Many ECPs have adopted a dry eye questionnaire for DES screening and to objectively monitor symptom improvement with therapy. There are many available. I personally favor the visual analog scale, the UNC Dry Eye Management Scale or the Dry Eye Questionnaire-5.
There are “lumpers” and “splitters” among ECPs regarding DES diagnosis and therapy. I am a “splitter,” and in the following paragraphs, I will share a few personal thoughts.
Most ECPs divide DES into evaporative, aqueous deficient and combined mechanism DES. This to me is the minimal subcategorization required as it impacts therapeutic decision-making. I find the DEWS level 1 to 4 classification useful as well.
DEWS level 1 DES has symptoms only, and many of these patients are manageable with artificial tears, lid hygiene and, if you are a believer, omega-3 supplementation. I call level 1 DES “pharmacist DES” as most of these patients simply go to the drug store and treat themselves with over-the-counter supplements. DEWS levels 2 to 4 DES patients have symptoms and signs. The core signs are corneal staining (punctate epithelial erosion and punctate epithelial keratitis), inflammation and hyperosmolarity. Other findings include reduced or fluctuating visual acuity, conjunctival or lid margin hyperemia, lash abnormalities, abnormal meibomian gland expression with the push test, a rapid tear breakup time, a reduced Schirmer’s test, elevated or asymmetric tear film osmolarity, or an abnormal topography, meibography or biomarker. I classify patients with level 2 or greater DES as “physician DES” and believe these patients deserve to be under the care of an ECP. Unfortunately, most of them are not. In my opinion, level 2 and greater DES patients deserve an ECP’s care as this level of DES has a significant impact on visual performance/quality of life and if left untreated can result in permanent vision-threatening pathology. Therapy of level 2 to 4 DES in addition to the level 1 treatment includes topical steroids, immunosuppressant eye drops, lacrimal outflow occlusion, serum or platelet-rich plasma eye drops, and office-based DES procedures. In severe DES, tarsorrhaphy or amniotic membrane placement may be required.
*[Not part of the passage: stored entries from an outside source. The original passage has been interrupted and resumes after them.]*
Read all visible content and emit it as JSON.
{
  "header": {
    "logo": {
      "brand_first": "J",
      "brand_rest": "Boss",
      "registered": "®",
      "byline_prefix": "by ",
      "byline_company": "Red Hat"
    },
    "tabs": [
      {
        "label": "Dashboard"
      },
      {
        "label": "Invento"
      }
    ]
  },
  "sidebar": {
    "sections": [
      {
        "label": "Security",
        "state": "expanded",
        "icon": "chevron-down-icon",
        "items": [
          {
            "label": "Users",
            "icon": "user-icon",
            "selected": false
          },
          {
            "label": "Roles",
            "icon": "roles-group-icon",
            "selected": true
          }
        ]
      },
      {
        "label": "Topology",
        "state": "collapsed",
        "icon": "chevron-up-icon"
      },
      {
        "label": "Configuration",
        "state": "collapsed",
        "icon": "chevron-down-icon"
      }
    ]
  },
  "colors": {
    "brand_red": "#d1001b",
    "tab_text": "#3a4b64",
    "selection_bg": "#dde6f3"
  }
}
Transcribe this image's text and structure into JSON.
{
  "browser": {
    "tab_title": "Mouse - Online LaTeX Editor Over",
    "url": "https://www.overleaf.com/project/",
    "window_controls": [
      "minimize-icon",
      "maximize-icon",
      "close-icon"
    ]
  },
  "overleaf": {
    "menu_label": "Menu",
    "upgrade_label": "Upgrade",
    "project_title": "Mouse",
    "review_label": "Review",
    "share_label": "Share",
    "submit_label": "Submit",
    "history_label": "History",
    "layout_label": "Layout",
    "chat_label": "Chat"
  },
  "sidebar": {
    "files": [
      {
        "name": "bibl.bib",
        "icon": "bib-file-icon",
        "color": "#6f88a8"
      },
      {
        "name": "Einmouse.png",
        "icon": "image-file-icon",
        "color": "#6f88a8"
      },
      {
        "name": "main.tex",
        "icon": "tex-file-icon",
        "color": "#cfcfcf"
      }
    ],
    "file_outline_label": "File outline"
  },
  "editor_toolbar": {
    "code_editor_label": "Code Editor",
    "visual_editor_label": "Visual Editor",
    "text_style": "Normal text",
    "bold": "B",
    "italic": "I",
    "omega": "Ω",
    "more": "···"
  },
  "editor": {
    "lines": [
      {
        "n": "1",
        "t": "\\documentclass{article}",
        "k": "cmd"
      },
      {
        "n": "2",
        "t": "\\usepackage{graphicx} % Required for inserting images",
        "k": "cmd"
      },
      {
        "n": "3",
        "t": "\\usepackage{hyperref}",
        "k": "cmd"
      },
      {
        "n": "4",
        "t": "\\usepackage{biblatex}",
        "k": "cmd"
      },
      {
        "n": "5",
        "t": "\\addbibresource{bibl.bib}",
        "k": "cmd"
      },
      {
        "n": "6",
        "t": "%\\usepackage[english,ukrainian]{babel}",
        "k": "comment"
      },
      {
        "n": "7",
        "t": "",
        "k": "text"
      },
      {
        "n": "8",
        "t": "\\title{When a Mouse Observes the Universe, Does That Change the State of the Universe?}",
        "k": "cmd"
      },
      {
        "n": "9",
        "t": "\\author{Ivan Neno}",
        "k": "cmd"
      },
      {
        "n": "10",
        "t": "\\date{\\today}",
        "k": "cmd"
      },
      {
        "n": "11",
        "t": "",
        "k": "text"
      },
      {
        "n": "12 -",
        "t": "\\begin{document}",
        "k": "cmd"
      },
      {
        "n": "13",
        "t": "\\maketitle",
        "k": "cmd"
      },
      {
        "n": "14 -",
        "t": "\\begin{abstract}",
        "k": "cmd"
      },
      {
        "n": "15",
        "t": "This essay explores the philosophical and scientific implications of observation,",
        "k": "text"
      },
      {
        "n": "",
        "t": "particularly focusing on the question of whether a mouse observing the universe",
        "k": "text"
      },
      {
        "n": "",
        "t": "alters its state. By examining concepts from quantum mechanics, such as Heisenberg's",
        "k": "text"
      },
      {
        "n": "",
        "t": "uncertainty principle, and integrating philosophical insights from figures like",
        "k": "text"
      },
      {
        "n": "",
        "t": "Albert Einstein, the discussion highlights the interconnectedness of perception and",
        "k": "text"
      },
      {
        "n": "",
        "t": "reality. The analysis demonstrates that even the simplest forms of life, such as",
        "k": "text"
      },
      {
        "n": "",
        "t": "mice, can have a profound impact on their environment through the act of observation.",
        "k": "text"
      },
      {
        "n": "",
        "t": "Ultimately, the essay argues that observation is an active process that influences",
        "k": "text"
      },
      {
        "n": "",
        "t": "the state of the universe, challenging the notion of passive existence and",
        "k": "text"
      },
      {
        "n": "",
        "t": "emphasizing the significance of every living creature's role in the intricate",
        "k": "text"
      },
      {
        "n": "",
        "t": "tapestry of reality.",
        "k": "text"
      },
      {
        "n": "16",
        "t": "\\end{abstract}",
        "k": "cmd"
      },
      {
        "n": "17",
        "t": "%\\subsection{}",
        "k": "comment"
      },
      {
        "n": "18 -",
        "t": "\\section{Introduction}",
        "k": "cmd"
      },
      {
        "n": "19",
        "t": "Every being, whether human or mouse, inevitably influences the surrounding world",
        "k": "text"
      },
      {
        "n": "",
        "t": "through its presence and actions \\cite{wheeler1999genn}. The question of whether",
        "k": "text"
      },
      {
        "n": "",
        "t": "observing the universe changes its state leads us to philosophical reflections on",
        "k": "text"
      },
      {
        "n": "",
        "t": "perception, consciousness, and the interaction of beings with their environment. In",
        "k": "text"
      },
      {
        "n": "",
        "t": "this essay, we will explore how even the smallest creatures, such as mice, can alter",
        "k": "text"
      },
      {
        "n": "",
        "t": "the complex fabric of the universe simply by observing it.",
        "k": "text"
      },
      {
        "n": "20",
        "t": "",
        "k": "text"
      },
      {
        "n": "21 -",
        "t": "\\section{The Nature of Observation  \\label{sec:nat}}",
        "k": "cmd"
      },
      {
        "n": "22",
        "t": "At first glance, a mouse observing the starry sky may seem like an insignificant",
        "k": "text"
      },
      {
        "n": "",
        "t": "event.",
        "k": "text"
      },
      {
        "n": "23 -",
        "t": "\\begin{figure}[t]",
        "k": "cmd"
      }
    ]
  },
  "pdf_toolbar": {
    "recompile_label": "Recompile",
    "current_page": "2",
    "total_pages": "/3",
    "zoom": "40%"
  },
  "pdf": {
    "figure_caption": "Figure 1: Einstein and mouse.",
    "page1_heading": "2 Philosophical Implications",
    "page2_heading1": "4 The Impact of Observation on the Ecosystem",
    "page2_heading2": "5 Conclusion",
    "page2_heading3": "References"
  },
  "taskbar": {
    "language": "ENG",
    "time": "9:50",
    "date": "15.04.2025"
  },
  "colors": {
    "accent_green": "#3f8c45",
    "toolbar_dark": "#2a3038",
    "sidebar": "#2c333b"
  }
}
To carry the “splitter” story further, much DES is associated with surgery, whether in the surgery suite or office based including intravitreal injections. Every patient undergoing a surgical procedure deserves to be screened for DES. In patients who have ocular discomfort and corneal staining, or “pain and stain,” ocular surface preparation before surgery will enhance post-procedural comfort and visual recovery. In addition, during the procedure, a surgeon can take extra care to protect the ocular surface. It is also important to provide postoperative therapy to rehabilitate the ocular surface.
Finally, these patients deserve to be under an ECP’s care long term to maintain their ocular surface health. I call this subcategory of DES “surgery-associated dry eye syndrome.” Others have named it “surgical transient ocular discomfort syndrome.” Under either name, it is an important subcategory of DES and deserves preoperative diagnosis with appropriate ocular surface preparation, intraoperative ocular surface protection, and postoperative ocular surface rehabilitation with lifelong maintenance therapy.
Every year we have better DES diagnostics and therapeutics with more to come. We and our patients are fortunate that OSD diagnosis and therapy are well supported by investment of human and financial capital to the benefit of every ECP and their patients.